Publisher: Cornell University Press
ISBN: 0801457130
Category : History
Languages : en
Pages : 343
Book Description
At the beginning of the twentieth century, industrialization both dramatically altered everyday experiences and shaped debates about the effects of immigration, empire, and urbanization. In American Abyss, Daniel E. Bender examines an array of sources—eugenics theories, scientific studies of climate, socialist theory, and even popular novels about cavemen—to show how intellectuals and activists came to understand industrialization in racial and gendered terms as the product of evolution and as the highest expression of civilization.Their discussions, he notes, are echoed today by the use of such terms as the "developed" and "developing" worlds. American industry was contrasted with the supposed savagery and primitivism discovered in tropical colonies, but observers who made those claims worried that industrialization, by encouraging immigration, child and women's labor, and large families, was reversing natural selection. Factories appeared to favor the most unfit.

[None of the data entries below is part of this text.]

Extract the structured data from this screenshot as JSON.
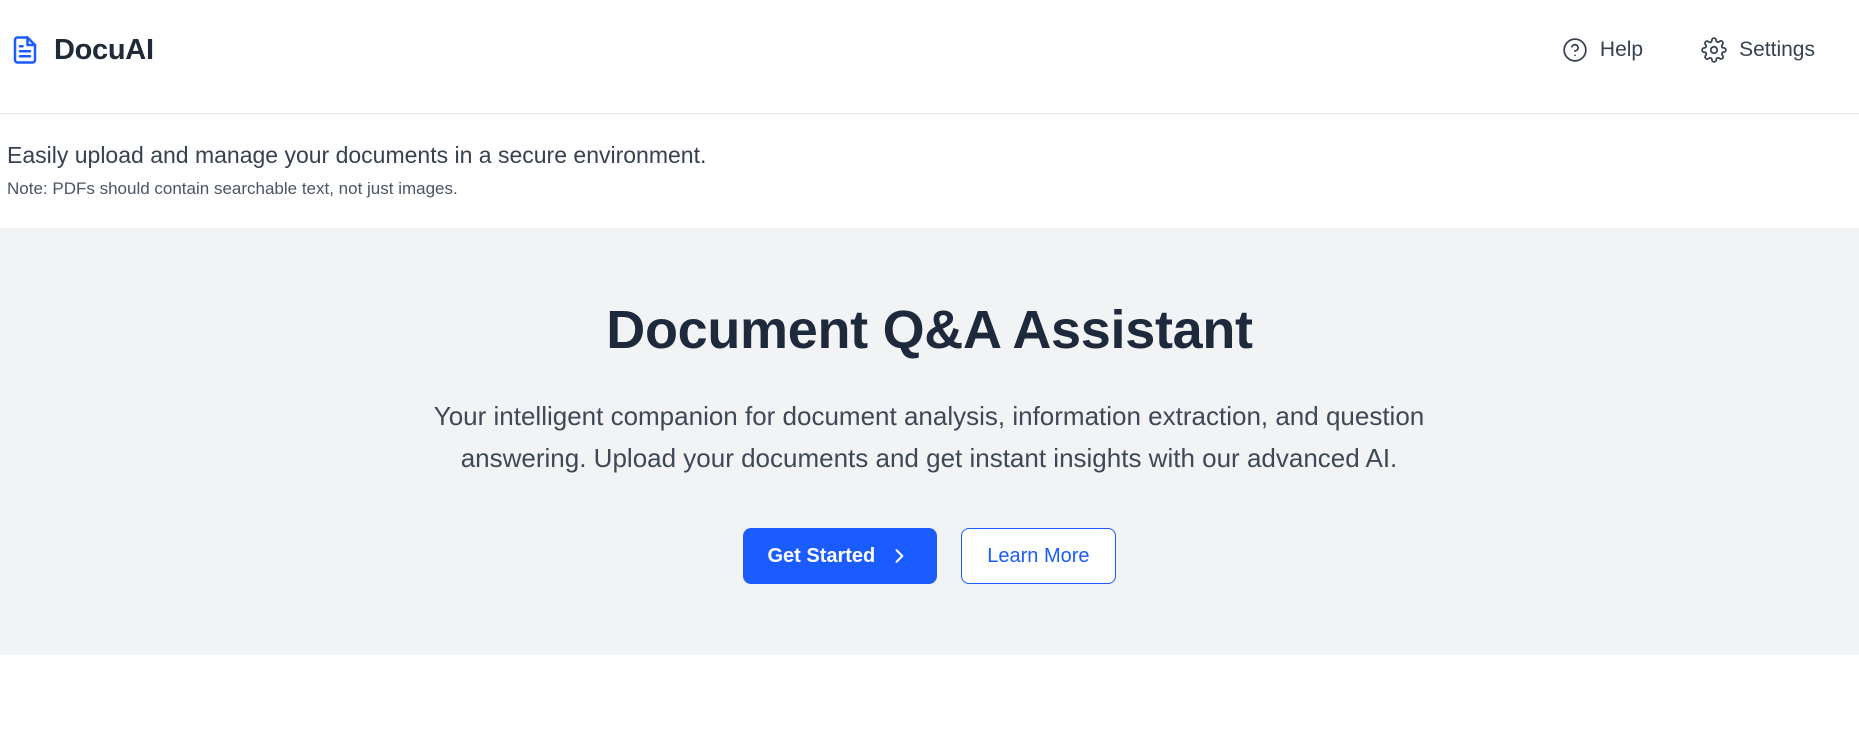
{
  "header": {
    "brand_name": "DocuAI",
    "brand_icon": "document-icon",
    "nav": [
      {
        "label": "Help",
        "icon": "help-circle-icon"
      },
      {
        "label": "Settings",
        "icon": "gear-icon"
      }
    ]
  },
  "intro": {
    "description": "Easily upload and manage your documents in a secure environment.",
    "note": "Note: PDFs should contain searchable text, not just images."
  },
  "hero": {
    "title": "Document Q&A Assistant",
    "description": "Your intelligent companion for document analysis, information extraction, and question answering. Upload your documents and get instant insights with our advanced AI.",
    "primary_button": {
      "label": "Get Started",
      "icon": "chevron-right-icon"
    },
    "secondary_button": {
      "label": "Learn More"
    }
  },
  "colors": {
    "accent": "#1a5cff",
    "hero_background": "#f2f3f5",
    "heading": "#1e293b"
  }
}
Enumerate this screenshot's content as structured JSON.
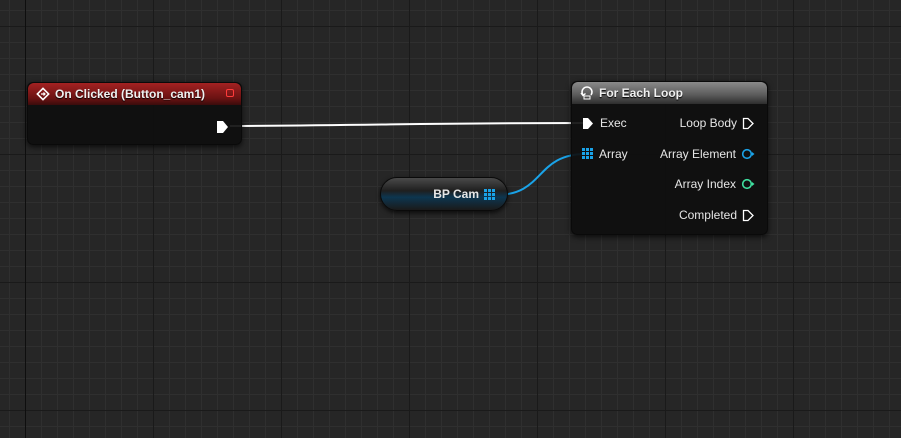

There was a disturbing tendency for such expressions of fear to favor eugenicist "remedies."Bender delves deeply into the culture and politics of the age of industry. Linking urban slum tourism and imperial science with immigrant better-baby contests and hoboes, American Abyss uncovers the complex interactions of turn-of-the-century ideas about race, class, gender, and ethnicity. Moreover, at a time when immigration again lies at the center of American economy and society, this book offers an alarming and pointed historical perspective on contemporary fears of immigrant laborers.